Ciao a tutti!
Welcome back to ItalianPod101.com’s Italiano in tre minuti, the fastest, easiest, and most
fun way to learn Italian.
In the last lesson, we learned the phrase scusi, parla inglese?
Excuse me, do you speak English?
We mentioned the word scusi, which means "excuse me" in formal Italian.
Today we’re going to learn how to use scusi and other words when apologizing in Italian.
Are you ready?
So, let’s start!
We should use scusi in formal situations, such as when we are ordering something in
bars or restaurants.
For example: Scusi, un caffè per favore.
(One more time, slowly: scusi, un caffè per favore).

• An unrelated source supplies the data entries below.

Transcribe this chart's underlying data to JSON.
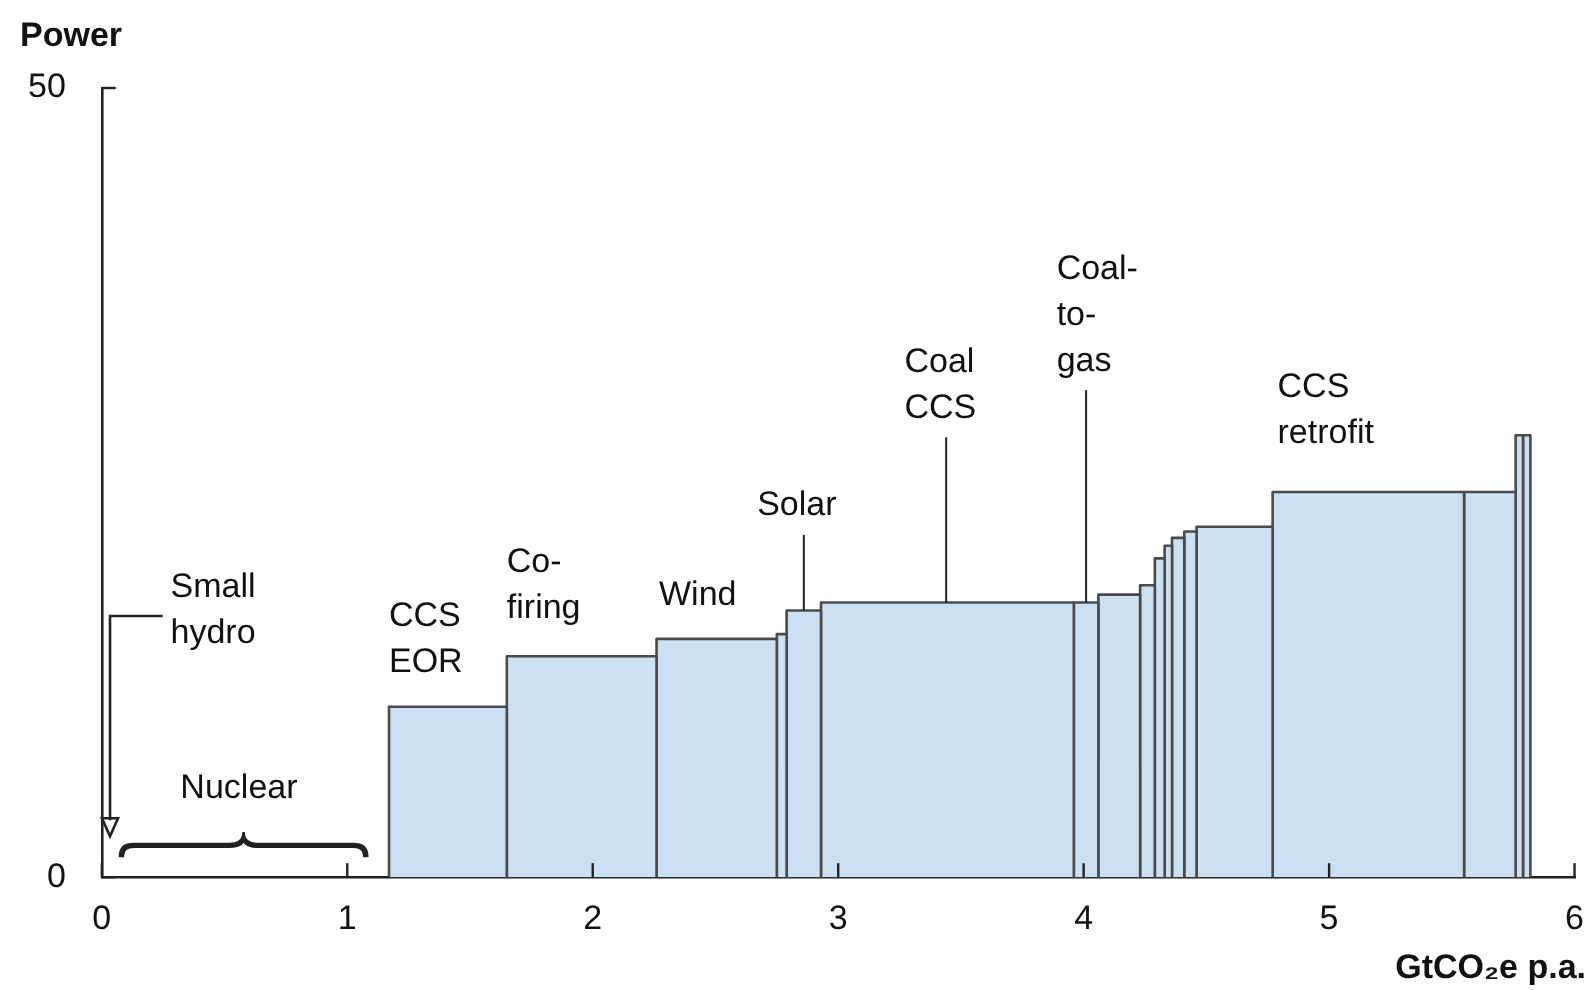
{
  "chart_data": {
    "type": "histogram",
    "ylabel": "Power",
    "xlabel": "GtCO₂e p.a.",
    "bins": [
      1.17,
      1.65,
      2.26,
      2.75,
      2.79,
      2.93,
      3.96,
      4.06,
      4.23,
      4.29,
      4.33,
      4.36,
      4.41,
      4.46,
      4.77,
      5.55,
      5.76,
      5.79,
      5.82
    ],
    "values": [
      10.8,
      14.0,
      15.1,
      15.4,
      16.9,
      17.4,
      17.4,
      17.9,
      18.5,
      20.2,
      21.0,
      21.5,
      21.9,
      22.2,
      24.4,
      24.4,
      28.0,
      28.0
    ],
    "color": "#cce0f3",
    "xlim": [
      0,
      6
    ],
    "xticks": [
      0,
      1,
      2,
      3,
      4,
      5,
      6
    ],
    "ylim": [
      0,
      50
    ],
    "yticks": [
      0,
      50
    ],
    "annotations": [
      "Small hydro",
      "Nuclear",
      "CCS EOR",
      "Co-firing",
      "Wind",
      {
        "text": "Solar",
        "x": 2.86,
        "y": 16.9
      },
      {
        "text": "Coal CCS",
        "x": 3.44,
        "y": 17.4
      },
      {
        "text": "Coal-to-gas",
        "x": 4.01,
        "y": 17.4
      },
      "CCS retrofit"
    ]
  }
}
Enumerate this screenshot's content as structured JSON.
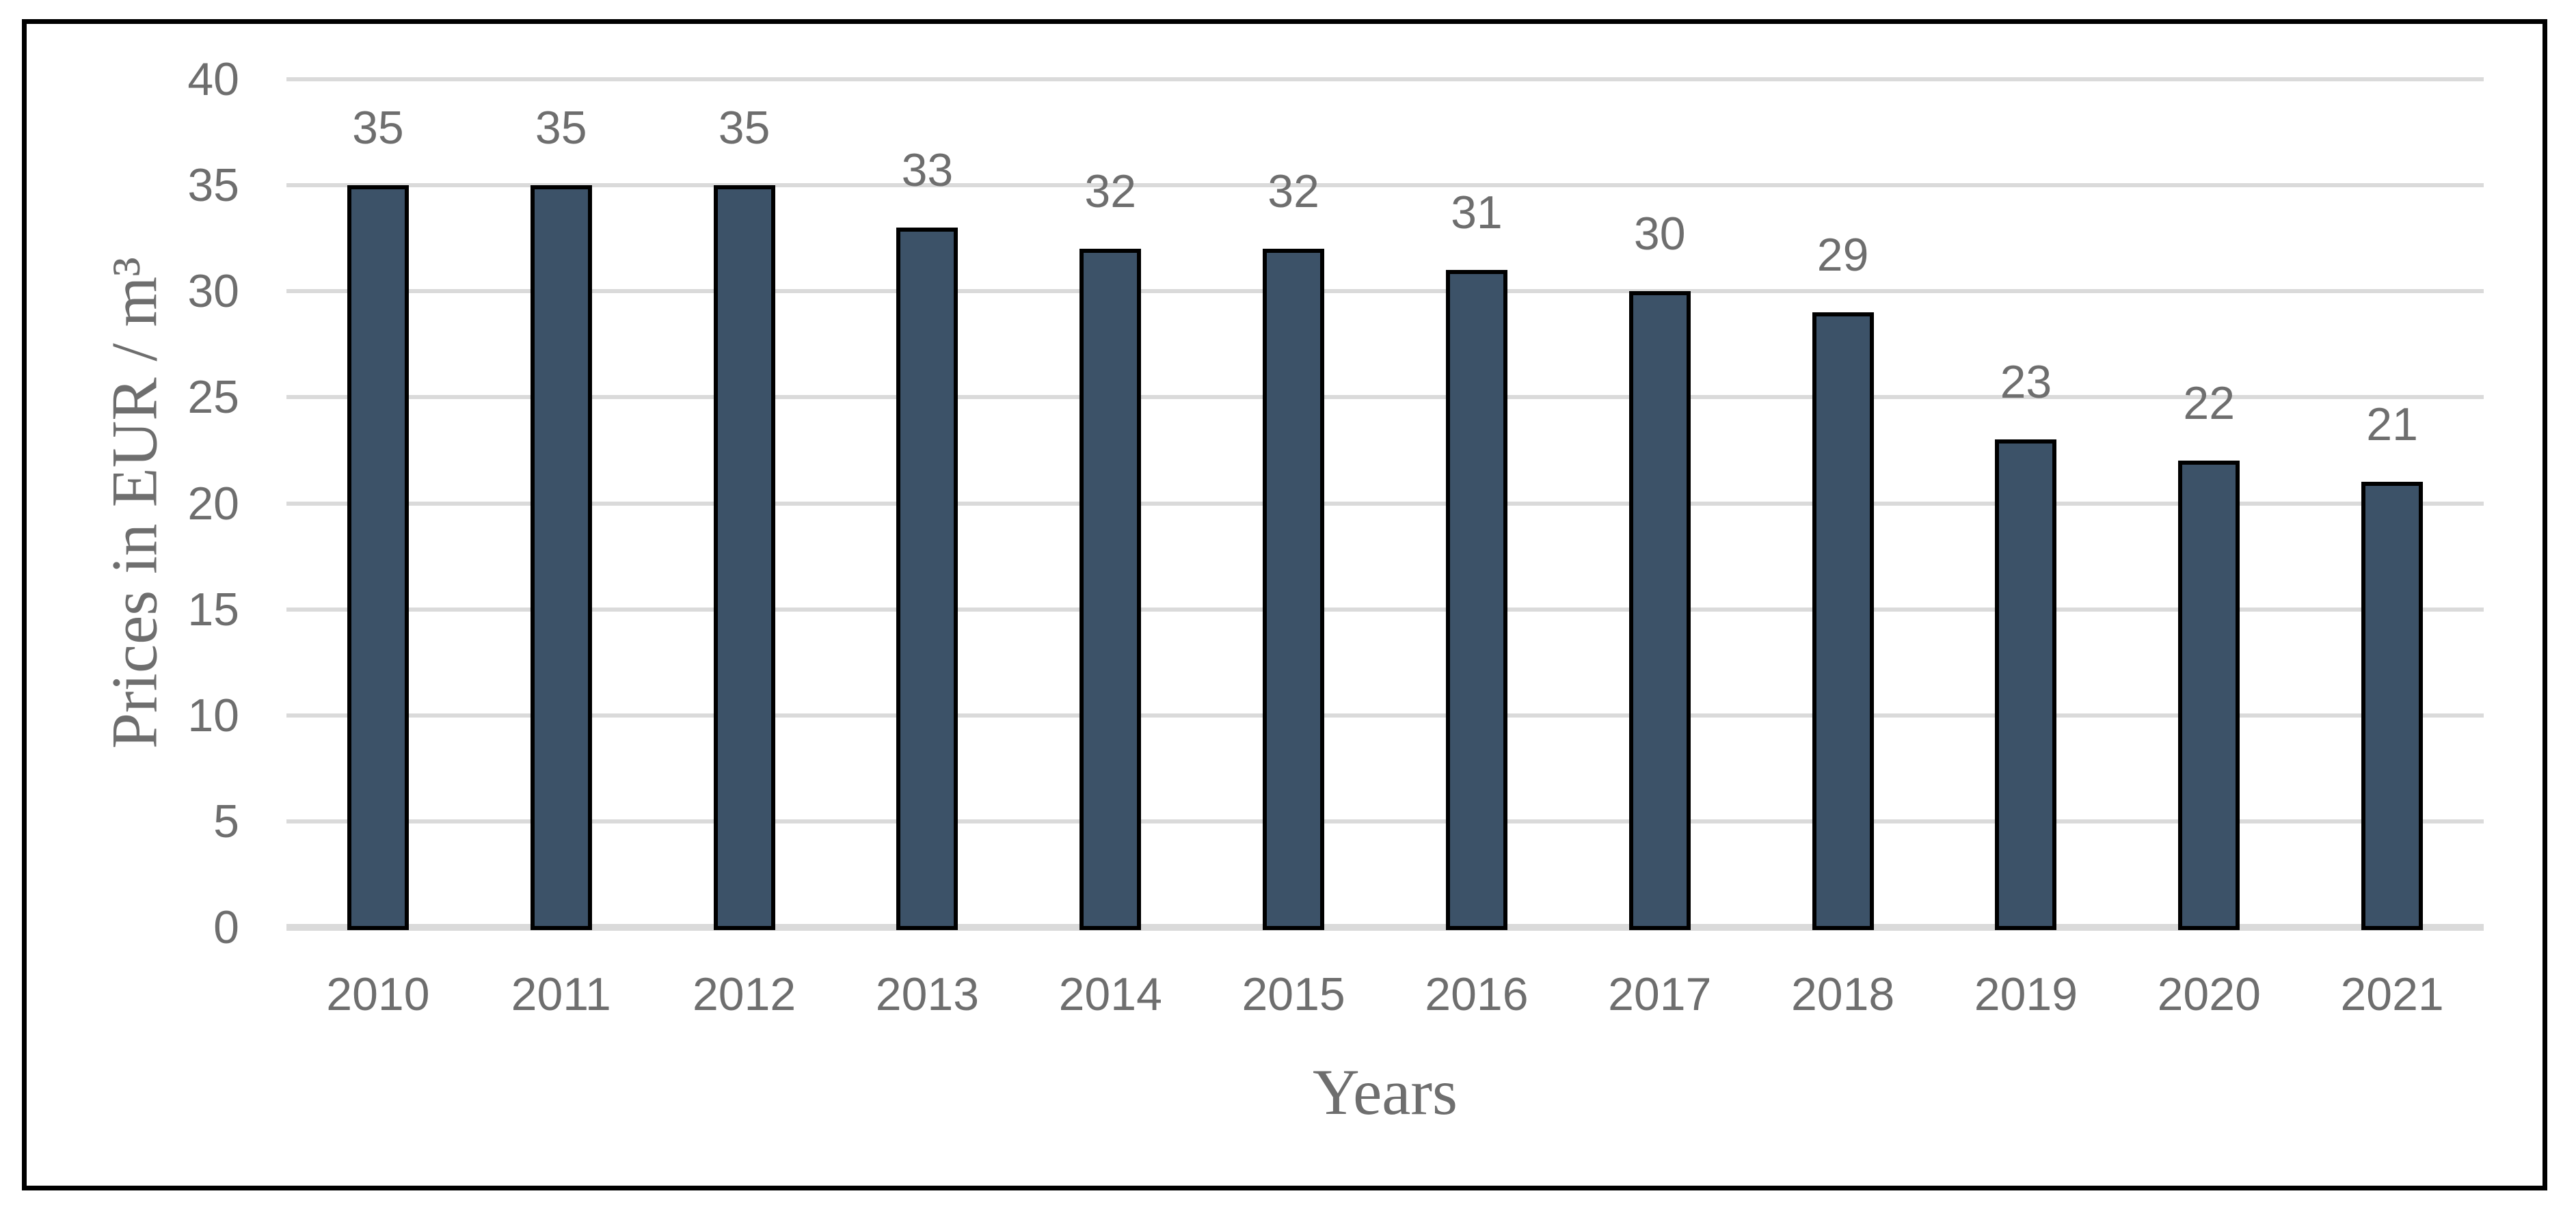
{
  "figure": {
    "background": "#FFFFFF",
    "frame_border_color": "#000000"
  },
  "chart_data": {
    "type": "bar",
    "title": "",
    "xlabel": "Years",
    "ylabel": "Prices in EUR / m³",
    "categories": [
      "2010",
      "2011",
      "2012",
      "2013",
      "2014",
      "2015",
      "2016",
      "2017",
      "2018",
      "2019",
      "2020",
      "2021"
    ],
    "values": [
      35,
      35,
      35,
      33,
      32,
      32,
      31,
      30,
      29,
      23,
      22,
      21
    ],
    "ylim": [
      0,
      40
    ],
    "yticks": [
      0,
      5,
      10,
      15,
      20,
      25,
      30,
      35,
      40
    ],
    "grid": "horizontal",
    "legend": "none",
    "data_labels": "above-bars",
    "colors": {
      "bar_fill": "#3C5268",
      "bar_border": "#000000",
      "gridline": "#DADADA",
      "zero_axis_line": "#DADADA",
      "number_label_text": "#6E6E6E",
      "axis_title_text": "#6E6E6E"
    }
  }
}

We can also use it when asking a question: Scusi, dov’è il Colosseo?
(One more time, slowly: scusi, dov’è il Colosseo?).
Sometimes we also hear people say mi scusi, which actually has the same meaning.
We always use this phrase in formal speech.
The informal way to say "excuse me" is scusa.
(One more time, slowly: scusa.)
We can use scusa when asking a friend or a relative a question.
Scusa, che ore sono?
(One more time, slowly: scusa, che ore sono?)
Or when apologizing:
Scusa, sono in ritardo!
(One more time, slowly: scusa, sono in ritardo!)
Instead of scusa we can also say scusami, which has the same meaning.
The forms mi scusi and scusami are the correct forms for the imperative of the reflexive
verb scusarsi, meaning "to excuse oneself."
Italians say scusi and scusa just to make them shorter.
Besides scusi and scusa, if we want to apologize for something, we may use mi dispiace, Italian
for "I am sorry," in both formal and informal situations.
Mi dispiace is the present indicative of the first singular person io, I, of the reflexive
verb dispiacersi, to be sorry.
Someone might tell us mi dispiace in a formal situation.
For example, the waiter of a restaurant could say:
Mi dispiace, ma i calamari sono finiti.
I’m sorry, but we are out of the squid.
(One more time, slowly: mi dispiace, ma i calamari sono finiti.)
Or in an informal situation, when you need to apologize to a friend, you could say:
Mi dispiace per ieri.
(One more time, slowly: mi dispiace per ieri.)
Now it’s time for Consuelo’s tips.
Please remember that in Italy if you accidentally bump into someone, we don’t say “I am
sorry,” mi dispiace; instead we say scusi, excuse me.
My last tip is this.
When you want to apologize in a deeper, more heartfelt way, you can add the adverb molto
or tanto next to mi dispiace, saying:
Mi dispiace molto or mi dispiace tanto,.
Hey guys, please tell me, are you are able to count in Italian?
What is the name of our lessons?
Italiano in tre minuti.
You already know a number: tre, three!!
In the next lesson we will learn the numbers in Italian from one to ten!